Weidenfee hat geschrieben:Möglich Missy, Macht spielt sicher auch eine Rolle. Jedoch, warum muss jemand gegenüber einem ihm Anvertrauten hilflosen Wesen Mittel des Machterhalts anwenden? Das hat er entweder so gelernt, oder eben es gibt ein tiefes Bedürfnis,dass mir nicht erfüllt scheint. VIelleicht hast Du ja noch andere Ideen, mir ging und geht es darum, dass Menschen, die warum auch immer Gewalt ausüben - Unterstützung und Hilfe brauchen, damit vielleicht irgendwann dieser Kreislauf der Gewalt beenden läßt ( denn das Kind,behaupte ich wird dies ebenfalls lernen oder ebenfalls später durch schreien getriggert werden). Es schließt sich Deine und meine Sichtweise überhaupt nicht aus, im Gegenteil, es sind vermutlich zwei Seiten einer Medaille.

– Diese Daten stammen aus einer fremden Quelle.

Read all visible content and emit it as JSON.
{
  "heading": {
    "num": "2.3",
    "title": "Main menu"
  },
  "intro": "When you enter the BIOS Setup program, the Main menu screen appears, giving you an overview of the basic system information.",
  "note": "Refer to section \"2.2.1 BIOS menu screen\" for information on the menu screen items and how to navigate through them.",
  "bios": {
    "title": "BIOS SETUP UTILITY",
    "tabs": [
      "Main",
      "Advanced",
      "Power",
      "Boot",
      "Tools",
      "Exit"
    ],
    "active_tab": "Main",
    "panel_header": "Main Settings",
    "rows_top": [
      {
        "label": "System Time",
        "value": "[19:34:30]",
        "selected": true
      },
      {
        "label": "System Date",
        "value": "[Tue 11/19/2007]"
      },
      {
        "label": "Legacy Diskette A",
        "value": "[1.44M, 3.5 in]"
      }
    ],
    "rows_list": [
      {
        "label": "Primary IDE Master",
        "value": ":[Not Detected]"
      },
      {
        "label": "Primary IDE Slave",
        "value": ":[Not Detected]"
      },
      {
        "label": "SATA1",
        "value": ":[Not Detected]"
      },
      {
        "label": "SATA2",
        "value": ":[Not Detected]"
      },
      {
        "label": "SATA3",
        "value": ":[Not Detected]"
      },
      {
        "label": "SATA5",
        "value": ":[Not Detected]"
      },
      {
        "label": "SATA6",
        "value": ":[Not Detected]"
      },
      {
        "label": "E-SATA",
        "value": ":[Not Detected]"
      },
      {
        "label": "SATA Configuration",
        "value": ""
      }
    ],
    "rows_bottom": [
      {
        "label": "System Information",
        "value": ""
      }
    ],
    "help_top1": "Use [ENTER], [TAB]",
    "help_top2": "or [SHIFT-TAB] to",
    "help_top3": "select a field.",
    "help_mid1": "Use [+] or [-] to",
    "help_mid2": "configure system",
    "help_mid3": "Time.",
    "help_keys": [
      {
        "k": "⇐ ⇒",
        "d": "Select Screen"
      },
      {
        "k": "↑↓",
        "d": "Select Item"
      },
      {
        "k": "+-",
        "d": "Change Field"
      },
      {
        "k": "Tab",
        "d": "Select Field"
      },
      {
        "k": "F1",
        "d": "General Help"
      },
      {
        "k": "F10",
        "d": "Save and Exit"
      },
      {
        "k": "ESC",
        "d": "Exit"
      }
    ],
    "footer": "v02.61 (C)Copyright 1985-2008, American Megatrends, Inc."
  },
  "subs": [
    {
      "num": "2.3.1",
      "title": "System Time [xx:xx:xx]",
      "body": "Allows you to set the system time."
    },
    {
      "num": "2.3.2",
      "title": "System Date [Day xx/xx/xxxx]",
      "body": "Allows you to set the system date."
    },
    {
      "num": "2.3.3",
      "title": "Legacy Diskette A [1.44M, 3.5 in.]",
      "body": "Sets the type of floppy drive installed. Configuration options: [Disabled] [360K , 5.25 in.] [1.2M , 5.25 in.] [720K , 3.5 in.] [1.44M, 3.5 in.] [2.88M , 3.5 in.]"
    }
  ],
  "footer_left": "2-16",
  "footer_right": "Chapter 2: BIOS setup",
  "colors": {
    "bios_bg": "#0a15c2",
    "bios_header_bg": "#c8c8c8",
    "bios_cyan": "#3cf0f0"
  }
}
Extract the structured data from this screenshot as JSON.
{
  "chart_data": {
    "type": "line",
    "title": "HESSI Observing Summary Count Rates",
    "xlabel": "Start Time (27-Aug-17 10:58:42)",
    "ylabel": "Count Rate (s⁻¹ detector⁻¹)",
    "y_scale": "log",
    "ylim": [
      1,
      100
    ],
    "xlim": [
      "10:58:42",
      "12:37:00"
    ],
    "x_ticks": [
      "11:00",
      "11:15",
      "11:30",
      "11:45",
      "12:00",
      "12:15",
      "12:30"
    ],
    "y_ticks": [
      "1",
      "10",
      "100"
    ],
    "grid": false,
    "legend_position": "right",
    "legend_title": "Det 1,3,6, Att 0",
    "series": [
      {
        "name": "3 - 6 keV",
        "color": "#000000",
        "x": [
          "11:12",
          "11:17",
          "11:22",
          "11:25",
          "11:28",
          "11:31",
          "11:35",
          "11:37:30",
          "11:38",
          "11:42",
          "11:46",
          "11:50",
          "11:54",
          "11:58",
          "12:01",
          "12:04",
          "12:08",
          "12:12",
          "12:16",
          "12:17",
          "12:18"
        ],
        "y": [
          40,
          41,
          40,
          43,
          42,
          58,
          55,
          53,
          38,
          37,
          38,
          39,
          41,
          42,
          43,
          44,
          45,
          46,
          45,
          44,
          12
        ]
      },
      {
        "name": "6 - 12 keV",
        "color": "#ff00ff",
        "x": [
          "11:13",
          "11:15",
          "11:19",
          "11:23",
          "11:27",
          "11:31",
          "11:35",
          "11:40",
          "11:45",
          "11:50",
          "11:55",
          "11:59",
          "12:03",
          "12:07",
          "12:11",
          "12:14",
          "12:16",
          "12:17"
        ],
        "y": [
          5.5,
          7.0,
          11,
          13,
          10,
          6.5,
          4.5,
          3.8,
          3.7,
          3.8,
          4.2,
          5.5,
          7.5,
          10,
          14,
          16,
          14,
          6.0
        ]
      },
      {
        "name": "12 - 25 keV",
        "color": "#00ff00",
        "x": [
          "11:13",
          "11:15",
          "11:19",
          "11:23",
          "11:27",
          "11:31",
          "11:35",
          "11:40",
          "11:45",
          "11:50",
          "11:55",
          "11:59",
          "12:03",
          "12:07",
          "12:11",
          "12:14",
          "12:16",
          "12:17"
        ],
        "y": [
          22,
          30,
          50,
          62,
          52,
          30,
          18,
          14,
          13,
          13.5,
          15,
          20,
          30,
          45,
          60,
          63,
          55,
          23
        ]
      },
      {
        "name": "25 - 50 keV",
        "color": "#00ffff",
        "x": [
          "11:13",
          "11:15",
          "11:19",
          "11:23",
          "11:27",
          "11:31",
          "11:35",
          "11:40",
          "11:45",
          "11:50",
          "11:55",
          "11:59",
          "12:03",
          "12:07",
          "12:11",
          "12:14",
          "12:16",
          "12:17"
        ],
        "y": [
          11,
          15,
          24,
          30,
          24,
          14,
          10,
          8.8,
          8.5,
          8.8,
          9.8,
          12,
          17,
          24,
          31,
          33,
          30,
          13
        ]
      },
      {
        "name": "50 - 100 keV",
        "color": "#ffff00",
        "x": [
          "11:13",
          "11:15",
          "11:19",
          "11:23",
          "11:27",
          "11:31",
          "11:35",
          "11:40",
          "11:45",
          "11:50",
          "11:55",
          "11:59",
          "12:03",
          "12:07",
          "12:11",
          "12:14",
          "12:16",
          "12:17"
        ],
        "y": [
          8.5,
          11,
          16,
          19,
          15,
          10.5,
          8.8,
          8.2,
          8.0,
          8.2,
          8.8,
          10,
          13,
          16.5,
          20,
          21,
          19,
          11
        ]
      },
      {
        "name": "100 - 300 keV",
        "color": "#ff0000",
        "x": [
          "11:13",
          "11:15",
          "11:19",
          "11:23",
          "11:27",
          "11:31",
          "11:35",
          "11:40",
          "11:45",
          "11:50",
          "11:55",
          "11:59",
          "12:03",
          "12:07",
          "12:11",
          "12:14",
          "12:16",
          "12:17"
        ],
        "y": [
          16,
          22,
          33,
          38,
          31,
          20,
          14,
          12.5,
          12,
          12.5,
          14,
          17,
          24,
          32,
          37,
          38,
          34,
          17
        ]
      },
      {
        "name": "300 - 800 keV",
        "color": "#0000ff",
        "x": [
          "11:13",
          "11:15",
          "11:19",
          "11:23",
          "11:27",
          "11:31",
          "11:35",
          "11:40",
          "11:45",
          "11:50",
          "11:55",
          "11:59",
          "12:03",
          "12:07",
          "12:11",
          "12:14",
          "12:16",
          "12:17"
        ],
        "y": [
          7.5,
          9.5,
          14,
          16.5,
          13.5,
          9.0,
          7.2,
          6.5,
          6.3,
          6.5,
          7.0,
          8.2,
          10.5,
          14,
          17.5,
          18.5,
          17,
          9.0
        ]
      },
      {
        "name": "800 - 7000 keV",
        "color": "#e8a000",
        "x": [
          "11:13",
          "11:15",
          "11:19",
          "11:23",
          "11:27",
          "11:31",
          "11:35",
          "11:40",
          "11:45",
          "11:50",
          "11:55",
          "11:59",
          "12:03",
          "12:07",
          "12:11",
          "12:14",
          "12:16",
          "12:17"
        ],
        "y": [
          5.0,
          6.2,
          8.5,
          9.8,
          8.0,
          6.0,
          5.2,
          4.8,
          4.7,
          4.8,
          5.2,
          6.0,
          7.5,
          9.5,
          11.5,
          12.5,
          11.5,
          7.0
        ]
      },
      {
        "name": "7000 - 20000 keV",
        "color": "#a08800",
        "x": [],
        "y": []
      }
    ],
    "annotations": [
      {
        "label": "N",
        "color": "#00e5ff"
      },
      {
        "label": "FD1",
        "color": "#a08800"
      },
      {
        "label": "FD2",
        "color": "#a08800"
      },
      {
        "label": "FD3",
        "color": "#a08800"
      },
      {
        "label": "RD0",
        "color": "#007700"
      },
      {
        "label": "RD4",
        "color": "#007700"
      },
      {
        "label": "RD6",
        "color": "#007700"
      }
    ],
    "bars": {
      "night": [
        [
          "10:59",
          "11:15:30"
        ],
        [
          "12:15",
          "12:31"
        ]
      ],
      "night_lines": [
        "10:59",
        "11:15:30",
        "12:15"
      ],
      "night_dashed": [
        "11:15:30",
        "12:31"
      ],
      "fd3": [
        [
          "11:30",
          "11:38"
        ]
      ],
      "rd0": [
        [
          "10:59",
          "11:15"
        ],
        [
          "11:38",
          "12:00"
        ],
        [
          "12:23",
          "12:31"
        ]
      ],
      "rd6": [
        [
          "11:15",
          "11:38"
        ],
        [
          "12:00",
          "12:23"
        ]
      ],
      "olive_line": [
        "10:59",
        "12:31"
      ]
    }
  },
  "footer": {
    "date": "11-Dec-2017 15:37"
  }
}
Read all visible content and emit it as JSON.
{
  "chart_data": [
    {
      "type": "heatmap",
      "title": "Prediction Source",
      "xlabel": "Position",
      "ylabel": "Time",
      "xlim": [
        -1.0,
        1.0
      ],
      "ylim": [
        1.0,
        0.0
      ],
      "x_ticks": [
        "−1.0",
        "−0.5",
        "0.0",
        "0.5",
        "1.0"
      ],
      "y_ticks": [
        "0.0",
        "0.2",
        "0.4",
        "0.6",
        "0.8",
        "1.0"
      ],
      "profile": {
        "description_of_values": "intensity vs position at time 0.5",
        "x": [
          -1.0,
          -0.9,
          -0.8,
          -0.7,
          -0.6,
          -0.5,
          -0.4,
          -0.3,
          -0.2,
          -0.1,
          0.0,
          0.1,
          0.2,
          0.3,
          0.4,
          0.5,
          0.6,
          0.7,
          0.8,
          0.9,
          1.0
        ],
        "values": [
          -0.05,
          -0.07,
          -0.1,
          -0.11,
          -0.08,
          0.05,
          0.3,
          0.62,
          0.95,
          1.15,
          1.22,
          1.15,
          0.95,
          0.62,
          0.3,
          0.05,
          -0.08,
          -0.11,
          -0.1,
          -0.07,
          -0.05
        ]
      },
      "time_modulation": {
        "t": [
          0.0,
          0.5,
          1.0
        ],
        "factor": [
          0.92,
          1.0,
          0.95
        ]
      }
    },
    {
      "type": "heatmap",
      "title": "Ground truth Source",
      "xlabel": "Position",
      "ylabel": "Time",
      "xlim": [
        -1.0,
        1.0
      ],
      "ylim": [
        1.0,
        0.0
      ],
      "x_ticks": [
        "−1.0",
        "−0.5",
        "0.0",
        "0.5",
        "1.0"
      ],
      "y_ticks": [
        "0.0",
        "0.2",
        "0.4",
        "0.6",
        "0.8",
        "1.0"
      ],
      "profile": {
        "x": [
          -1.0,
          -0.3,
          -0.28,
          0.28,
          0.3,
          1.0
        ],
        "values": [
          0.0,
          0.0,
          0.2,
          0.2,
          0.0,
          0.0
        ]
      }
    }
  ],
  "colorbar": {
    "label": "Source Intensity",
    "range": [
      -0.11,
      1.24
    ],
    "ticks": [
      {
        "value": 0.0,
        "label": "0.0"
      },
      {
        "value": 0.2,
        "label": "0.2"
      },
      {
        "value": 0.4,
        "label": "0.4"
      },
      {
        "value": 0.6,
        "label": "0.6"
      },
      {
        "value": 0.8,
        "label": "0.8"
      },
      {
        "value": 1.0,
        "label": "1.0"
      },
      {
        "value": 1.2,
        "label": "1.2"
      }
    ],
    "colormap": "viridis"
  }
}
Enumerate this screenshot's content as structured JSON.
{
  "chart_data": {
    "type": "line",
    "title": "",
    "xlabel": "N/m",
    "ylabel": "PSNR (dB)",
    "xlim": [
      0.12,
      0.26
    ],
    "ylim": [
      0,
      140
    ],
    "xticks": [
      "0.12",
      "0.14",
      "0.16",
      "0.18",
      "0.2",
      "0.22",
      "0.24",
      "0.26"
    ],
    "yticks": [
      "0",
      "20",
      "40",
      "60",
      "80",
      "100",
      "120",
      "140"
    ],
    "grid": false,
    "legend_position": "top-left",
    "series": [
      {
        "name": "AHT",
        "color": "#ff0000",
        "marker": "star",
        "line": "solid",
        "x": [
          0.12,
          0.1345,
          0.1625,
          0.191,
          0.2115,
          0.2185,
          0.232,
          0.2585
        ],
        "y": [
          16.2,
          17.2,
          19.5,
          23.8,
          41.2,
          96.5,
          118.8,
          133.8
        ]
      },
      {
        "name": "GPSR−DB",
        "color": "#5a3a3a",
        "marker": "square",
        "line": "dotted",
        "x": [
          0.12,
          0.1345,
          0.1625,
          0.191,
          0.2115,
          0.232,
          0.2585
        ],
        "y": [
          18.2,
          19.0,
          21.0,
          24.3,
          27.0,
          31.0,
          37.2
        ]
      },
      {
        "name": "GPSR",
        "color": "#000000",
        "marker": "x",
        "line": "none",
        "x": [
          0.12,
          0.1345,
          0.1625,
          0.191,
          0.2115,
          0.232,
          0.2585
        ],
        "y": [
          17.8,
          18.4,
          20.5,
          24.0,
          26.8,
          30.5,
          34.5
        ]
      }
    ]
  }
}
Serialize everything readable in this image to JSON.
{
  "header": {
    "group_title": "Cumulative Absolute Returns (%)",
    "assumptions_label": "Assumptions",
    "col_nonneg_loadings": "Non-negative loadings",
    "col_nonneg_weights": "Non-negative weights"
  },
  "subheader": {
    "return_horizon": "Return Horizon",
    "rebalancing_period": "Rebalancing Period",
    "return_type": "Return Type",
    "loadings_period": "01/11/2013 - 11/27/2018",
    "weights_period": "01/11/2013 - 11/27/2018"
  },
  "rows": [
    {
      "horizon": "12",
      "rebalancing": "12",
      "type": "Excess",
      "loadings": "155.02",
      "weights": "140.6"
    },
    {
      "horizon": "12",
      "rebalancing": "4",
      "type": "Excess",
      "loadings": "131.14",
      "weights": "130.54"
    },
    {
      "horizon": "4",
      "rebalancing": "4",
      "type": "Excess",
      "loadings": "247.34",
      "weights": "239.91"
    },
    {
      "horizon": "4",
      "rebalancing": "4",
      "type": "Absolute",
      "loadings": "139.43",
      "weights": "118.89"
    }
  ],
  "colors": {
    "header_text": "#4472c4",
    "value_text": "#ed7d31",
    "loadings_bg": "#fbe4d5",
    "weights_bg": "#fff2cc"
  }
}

Das Problem ist, man kann nur dann Menschen helfen, wenn sie die Hilfe auch wollen, bzw. annehmen können.
Sicher hat das was mit der eigenen Biographie zu tun. Und auch hier gibt es wieder zwei Sorten: Die einen sind sich dessen bewusst und bemühen sich drum, das abzustellen. Bzw. Das schlechte Gewissen ist vorhanden.
Und die anderen sehen überhaupt keinen Fehler in ihrem Verhalten und machen das, weil es sich für sie so einfach richtig anfühlt oder es der einfachste weg ist. Da eine Verhaltensänderung von aussen herbeizuführen ist schwer. Denn die wollen gar keine Unterstützung von aussen, für sie ist ihr Verhalten ja nicht falsch. Verstehst du, was ich meine?
Die brechen eher den Kontakt ab, weil man "wegen der Art der Kindererziehung rumnervt".

Da scheitern gern auch offizielle Stellen, wie KiGa, Schule oder Jugendamt.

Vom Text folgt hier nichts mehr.